Shake Table Helps Wierschem Study Effect of Earthquakes
All seems normal as a family sits down together for a meal sometime in the not-too-distant future, something done countless millions of times a day across the planet.
Without warning, the ground begins to violently shake; a major earthquake has begun.
Such events have been one of the most destructive forces throughout history, with records of them dating back nearly 3,000 years and a legacy that no doubt stretches to the earliest days of the planet.
Even in our more modern times, earthquakes have caused massive devastation, widespread loss of life, and have upended whole countries, as in the 2010 one that leveled Haiti.
Thankfully, the family in our scenario is better protected, their structure better prepared in ways past generations couldn’t have imagined, due to the hard work being done by researchers like Associate Professor Nicholas Wierschem.
Engineering, as a discipline, is often concerned with coming up with novel ideas to tackle large-scale problems that can only be investigated with small-scale solutions due to a variety of constraints.
So, while it would be prohibitively expensive to build a device to hold a house and then proceed to destroy it, tools like Wierschem’s shake table come in handy.
“After attaching representative objects to the top of the shake table, we can then use the shake table to simulate an earthquake,” said Wierschem. “Data from this testing helps inform everything from building design to materials used, and it allows us to figure out ways to reduce the impact that the earthquake will have on a structure. We can do more things than we otherwise could because of this equipment.”

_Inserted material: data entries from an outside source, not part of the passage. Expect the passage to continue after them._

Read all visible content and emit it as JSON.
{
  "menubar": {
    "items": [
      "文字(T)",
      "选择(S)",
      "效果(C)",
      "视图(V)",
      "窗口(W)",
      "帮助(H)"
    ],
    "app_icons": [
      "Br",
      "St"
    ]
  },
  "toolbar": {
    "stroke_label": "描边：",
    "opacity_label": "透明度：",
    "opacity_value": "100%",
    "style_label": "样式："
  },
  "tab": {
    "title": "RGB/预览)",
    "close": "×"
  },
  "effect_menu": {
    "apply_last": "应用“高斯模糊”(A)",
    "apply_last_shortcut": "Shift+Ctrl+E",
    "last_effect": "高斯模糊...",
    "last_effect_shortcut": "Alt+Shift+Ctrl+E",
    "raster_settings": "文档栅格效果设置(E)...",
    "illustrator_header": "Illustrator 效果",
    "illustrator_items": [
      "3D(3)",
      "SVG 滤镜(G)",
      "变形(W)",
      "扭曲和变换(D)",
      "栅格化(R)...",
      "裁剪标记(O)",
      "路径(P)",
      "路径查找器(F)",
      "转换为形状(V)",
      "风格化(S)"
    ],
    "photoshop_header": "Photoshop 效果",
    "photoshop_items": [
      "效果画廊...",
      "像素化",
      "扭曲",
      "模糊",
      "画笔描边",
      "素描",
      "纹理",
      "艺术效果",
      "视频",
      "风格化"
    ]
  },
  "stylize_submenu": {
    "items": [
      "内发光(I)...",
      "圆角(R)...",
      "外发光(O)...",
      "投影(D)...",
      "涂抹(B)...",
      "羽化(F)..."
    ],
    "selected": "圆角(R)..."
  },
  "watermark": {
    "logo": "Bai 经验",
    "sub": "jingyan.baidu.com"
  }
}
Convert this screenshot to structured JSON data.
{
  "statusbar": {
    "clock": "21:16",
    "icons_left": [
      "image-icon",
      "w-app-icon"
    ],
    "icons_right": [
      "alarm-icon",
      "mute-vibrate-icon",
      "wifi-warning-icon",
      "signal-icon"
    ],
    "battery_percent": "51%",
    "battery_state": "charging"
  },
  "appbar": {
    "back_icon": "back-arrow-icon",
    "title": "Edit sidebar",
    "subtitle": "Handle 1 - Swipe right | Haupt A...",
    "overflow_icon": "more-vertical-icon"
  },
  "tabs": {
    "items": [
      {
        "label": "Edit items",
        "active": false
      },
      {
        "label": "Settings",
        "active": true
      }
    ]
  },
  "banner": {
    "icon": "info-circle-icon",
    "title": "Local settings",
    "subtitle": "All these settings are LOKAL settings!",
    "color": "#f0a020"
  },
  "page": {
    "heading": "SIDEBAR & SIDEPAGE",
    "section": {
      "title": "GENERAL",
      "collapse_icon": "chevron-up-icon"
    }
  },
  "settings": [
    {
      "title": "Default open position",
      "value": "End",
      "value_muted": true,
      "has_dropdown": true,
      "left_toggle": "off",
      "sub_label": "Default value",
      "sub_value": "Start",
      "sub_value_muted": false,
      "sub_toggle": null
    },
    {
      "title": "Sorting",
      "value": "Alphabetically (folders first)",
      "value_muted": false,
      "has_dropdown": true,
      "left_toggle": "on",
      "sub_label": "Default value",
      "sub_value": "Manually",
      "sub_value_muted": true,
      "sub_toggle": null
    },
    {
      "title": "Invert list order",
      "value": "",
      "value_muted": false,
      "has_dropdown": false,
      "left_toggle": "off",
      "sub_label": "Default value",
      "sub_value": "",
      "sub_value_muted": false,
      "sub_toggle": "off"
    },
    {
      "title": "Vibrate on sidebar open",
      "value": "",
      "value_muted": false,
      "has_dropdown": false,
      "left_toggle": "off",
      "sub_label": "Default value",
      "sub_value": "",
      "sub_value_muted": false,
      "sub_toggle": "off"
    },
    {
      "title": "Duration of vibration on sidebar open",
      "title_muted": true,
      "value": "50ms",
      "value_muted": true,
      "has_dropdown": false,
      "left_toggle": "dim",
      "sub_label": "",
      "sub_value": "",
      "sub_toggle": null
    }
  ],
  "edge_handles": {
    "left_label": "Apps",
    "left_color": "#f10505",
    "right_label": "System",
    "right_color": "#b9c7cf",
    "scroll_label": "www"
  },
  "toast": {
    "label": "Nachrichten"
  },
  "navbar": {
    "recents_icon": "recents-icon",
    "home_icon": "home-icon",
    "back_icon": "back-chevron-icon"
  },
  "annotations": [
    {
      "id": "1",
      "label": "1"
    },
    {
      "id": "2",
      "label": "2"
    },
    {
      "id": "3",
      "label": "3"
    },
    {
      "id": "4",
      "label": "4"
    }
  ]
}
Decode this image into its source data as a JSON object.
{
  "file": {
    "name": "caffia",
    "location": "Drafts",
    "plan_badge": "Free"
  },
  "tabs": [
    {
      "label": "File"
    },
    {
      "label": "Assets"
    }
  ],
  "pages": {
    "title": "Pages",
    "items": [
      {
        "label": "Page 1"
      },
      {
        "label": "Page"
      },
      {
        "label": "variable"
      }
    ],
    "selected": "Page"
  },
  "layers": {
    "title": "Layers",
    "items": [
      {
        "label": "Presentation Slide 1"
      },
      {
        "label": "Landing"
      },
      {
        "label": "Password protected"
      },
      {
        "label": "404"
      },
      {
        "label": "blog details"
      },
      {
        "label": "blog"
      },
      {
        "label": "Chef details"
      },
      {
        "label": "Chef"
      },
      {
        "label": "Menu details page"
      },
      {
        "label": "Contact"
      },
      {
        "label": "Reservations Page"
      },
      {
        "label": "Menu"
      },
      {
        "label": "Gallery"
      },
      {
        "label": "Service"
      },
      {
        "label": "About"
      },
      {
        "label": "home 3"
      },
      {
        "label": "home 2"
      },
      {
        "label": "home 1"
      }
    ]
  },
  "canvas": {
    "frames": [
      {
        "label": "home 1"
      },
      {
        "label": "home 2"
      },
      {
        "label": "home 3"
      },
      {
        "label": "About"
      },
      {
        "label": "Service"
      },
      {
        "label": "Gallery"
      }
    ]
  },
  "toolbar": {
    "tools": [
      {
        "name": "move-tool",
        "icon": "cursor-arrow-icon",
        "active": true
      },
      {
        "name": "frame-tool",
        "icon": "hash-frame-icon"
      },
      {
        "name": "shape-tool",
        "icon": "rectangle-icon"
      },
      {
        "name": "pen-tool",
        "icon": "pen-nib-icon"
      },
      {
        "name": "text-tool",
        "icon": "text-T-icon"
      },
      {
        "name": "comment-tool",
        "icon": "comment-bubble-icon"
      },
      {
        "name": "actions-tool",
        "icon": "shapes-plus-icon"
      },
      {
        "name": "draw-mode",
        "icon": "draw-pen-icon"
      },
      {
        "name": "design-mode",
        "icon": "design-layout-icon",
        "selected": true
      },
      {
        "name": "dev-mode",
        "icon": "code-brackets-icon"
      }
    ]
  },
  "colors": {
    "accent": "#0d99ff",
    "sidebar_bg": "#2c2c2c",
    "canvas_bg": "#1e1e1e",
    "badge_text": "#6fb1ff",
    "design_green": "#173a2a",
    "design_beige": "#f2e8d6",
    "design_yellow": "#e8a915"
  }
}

When people think of earthquakes, most people likely think of disaster movies or bad television shows, where the quake starts and structures just sort of crumble.
In reality, it is much more complex. It isn’t so much that the building shakes, but rather how it shakes that plays a factor in damage to the structure.
The resonance and frequency of the waves as they travel through the bedrock and the depth at which it does so helps determine the destructive power of the quake, as does its duration. Buildings, also, have their own resonance, which plays a key role as well.
“The natural frequency at which a building most responds to waves of an earthquake is that building’s resonance frequency,” said Wierschem. “What causes the most swaying and, consequently, the most damage is when the frequency of both the quake and the building are close.”
Thanks to equipment like Wierschem’s, those forces can be better understood and better controlled. In fact, Wierschem is co-PI on a National Science Foundation project being led by CEE Assistant Professor Mark Denavit focused on seismic-damage-resistant structures that uses the table.
The table also has uses beyond earthquake simulation, with Wierschem also having used it for NASA and Office of Naval Research projects.